There's nothing like an incoming Democratic administration to stiffen the spines of Republican senators, is there? It's like partisan Viagra or something, I tells ya. The latest on the auto bailout:
A bailout-weary Congress killed a $14 billion package to aid struggling U.S. automakers Thursday night after a partisan dispute over union wage cuts derailed a last-ditch effort to revive the emergency aid before year's end.
Republicans, breaking sharply with President George W. Bush as his term draws to a close, refused to back federal aid for Detroit's beleaguered Big Three without a guarantee that the United Auto Workers would agree by the end of next year to wage cuts to bring their pay into line with U.S. plants of Japanese carmakers. The UAW refused to do so before its current contract with the automakers expires in 2011.
The breakdown left the fate of the auto industry—and the 3 million jobs it touches—in limbo at a time of growing economic turmoil. General Motors Corp. and Chrysler LLC have said they could be weeks from collapse. Ford Motor Co. says it does not need federal help now, but its survival is far from certain.
Btw, isn't it time they update the number of jobs the auto industry "touches" to every job in America, since at some level everyone is auto-dependent? And by the same calculation, is any industry more vital to American security than the dry-cleaning industry?

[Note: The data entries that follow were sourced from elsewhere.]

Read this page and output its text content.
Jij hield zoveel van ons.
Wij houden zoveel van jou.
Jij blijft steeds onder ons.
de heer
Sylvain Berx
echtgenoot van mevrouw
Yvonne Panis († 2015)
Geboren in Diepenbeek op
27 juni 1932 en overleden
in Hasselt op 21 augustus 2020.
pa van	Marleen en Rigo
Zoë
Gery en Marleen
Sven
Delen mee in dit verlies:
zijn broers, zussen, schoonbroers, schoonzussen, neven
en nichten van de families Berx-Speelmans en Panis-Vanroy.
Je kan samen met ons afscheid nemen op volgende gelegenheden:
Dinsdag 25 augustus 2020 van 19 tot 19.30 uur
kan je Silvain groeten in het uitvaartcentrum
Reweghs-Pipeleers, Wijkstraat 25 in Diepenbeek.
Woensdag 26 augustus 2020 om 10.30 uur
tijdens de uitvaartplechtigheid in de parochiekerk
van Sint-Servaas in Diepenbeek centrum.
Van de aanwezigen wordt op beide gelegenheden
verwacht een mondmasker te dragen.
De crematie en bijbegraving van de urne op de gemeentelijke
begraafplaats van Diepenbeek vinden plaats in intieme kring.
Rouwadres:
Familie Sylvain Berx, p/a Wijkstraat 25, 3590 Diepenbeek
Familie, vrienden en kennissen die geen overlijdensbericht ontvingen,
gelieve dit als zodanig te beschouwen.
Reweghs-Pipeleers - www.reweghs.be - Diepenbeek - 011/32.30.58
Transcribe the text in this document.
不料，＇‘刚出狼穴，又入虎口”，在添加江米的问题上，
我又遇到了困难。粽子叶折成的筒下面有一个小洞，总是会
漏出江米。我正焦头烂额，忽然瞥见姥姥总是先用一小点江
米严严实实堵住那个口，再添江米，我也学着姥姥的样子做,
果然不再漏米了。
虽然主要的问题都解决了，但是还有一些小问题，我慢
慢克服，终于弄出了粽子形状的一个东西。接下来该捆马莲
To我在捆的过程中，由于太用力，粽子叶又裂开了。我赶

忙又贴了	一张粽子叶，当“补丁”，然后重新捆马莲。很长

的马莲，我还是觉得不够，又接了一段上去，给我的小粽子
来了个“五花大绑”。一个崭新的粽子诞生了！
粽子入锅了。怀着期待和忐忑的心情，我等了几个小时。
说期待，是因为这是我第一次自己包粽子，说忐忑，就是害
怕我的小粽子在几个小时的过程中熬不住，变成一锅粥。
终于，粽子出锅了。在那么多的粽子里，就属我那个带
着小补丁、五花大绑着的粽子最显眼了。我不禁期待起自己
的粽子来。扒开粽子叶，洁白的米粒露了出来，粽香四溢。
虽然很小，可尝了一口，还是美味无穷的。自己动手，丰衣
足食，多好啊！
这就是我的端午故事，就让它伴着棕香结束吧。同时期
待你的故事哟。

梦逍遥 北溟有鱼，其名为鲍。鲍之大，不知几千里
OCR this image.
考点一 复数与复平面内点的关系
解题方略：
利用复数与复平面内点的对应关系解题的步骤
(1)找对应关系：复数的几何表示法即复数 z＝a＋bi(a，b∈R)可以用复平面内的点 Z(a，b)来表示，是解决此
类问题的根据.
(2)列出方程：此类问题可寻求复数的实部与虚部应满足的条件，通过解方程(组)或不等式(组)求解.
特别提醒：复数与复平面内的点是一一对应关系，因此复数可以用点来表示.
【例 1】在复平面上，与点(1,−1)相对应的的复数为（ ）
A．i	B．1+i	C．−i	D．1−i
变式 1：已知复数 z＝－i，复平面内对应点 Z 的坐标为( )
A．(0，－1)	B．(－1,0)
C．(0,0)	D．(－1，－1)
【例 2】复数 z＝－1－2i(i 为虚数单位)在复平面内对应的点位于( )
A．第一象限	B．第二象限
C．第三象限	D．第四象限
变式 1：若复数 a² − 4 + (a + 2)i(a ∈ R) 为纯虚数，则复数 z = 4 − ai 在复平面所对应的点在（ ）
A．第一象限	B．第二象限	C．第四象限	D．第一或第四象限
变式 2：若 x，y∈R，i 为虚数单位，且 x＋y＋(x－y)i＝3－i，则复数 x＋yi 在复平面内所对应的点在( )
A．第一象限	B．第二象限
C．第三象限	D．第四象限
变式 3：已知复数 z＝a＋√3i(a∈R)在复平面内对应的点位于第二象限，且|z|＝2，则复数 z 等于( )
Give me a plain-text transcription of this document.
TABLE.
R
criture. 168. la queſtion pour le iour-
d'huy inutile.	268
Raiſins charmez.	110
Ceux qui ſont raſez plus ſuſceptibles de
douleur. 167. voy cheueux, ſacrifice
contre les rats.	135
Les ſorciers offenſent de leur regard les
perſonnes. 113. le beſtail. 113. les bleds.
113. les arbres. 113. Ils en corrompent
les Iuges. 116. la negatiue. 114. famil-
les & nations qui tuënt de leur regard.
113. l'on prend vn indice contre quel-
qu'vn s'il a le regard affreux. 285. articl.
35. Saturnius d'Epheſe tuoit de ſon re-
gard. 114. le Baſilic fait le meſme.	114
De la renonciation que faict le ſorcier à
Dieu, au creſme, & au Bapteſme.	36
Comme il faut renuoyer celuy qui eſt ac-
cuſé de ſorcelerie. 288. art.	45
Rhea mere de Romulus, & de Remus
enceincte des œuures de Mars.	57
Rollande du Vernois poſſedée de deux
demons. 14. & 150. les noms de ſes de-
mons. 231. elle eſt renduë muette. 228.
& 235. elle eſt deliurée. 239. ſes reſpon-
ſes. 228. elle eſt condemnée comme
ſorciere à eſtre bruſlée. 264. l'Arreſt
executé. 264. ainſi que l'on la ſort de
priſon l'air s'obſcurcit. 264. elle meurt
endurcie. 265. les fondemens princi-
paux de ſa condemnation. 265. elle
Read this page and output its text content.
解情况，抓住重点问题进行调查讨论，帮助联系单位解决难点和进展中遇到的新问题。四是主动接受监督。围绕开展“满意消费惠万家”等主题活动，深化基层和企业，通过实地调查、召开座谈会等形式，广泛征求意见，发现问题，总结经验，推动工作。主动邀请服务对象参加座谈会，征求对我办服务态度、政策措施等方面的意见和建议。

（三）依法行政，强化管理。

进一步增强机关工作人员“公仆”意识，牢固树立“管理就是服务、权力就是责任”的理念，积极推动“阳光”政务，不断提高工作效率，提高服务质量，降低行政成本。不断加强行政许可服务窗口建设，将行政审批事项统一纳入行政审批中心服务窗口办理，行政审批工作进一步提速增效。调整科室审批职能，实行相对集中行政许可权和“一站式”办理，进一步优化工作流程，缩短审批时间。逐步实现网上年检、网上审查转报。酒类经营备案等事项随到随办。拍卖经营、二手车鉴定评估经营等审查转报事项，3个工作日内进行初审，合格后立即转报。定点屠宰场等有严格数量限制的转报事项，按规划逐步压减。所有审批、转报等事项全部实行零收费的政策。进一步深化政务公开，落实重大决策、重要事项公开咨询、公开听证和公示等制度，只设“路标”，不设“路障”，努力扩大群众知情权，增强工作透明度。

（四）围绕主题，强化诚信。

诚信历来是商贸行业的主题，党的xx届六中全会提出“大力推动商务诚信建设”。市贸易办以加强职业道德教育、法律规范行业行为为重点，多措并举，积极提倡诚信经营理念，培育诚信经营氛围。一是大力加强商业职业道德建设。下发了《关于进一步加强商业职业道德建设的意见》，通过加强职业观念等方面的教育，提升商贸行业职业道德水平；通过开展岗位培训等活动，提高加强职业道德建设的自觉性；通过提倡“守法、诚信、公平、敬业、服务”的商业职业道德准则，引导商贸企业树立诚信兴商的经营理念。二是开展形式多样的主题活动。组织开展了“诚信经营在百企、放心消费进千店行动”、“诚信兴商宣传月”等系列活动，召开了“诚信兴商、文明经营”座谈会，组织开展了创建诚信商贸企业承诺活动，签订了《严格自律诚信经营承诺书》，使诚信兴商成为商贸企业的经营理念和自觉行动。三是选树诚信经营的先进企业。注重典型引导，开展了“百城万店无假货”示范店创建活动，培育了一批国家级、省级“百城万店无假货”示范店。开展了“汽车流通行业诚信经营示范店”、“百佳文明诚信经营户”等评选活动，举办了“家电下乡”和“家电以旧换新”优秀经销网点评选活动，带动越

I'm glad to to see the auto bailout go down for this round (though I wish the same had happened to the financial services bailout in the version that passed). However, I find it troubling that Republicans are also interested in dictating terms to any business (the story says they would have passed it if they figured the deal would break the unions more than the passage of time already has). That just isn't Congress' job and it's been part of the problem in the U.S. for at least 80 or so years. The federal government has intervened in labor markets for decades in major ways, rigging the negotiations for labor or management (two terms that increasingly fail to reflect current workplace conditions anyway) depending on the moment.
Something to consider: The United Autoworkers did negotiate a very different deal with Ford, GM, and Chrysler last year, a deal that basically brings labor costs for new employees into line with industry averages (averages, I rush to point out, that are being in other parts of America to American workers; one problem with this whole discussion is that it's premised on the notion that there are "domestic" and "foreign" car companies). The Big 2.5's problem is that it needs to jettison the more expensive workers, and quickly, to have a future.
To be honest, I'm as worried at the idea of Congress dictating labor terms for industry as I am about them simply throwing gobs of money at failing companies. None of it is good and the discussion needs to proceed along very different principles, I think. Which is to say that, if government is going to be handing out bailouts (never a good idea), they should be done at the individual level rather than at the corporate or industry level.
Look for the next round of negotiations on an auto bailout to center on how to offload pension and health care costs on to U.S. taxpayers. Oldsmobile and Plymouth may be a thing of the past, but guess who is going to be for the retirements and oxygen machines of the folks who built those behemoths? To paraphrase Mick Jagger, it is you and me.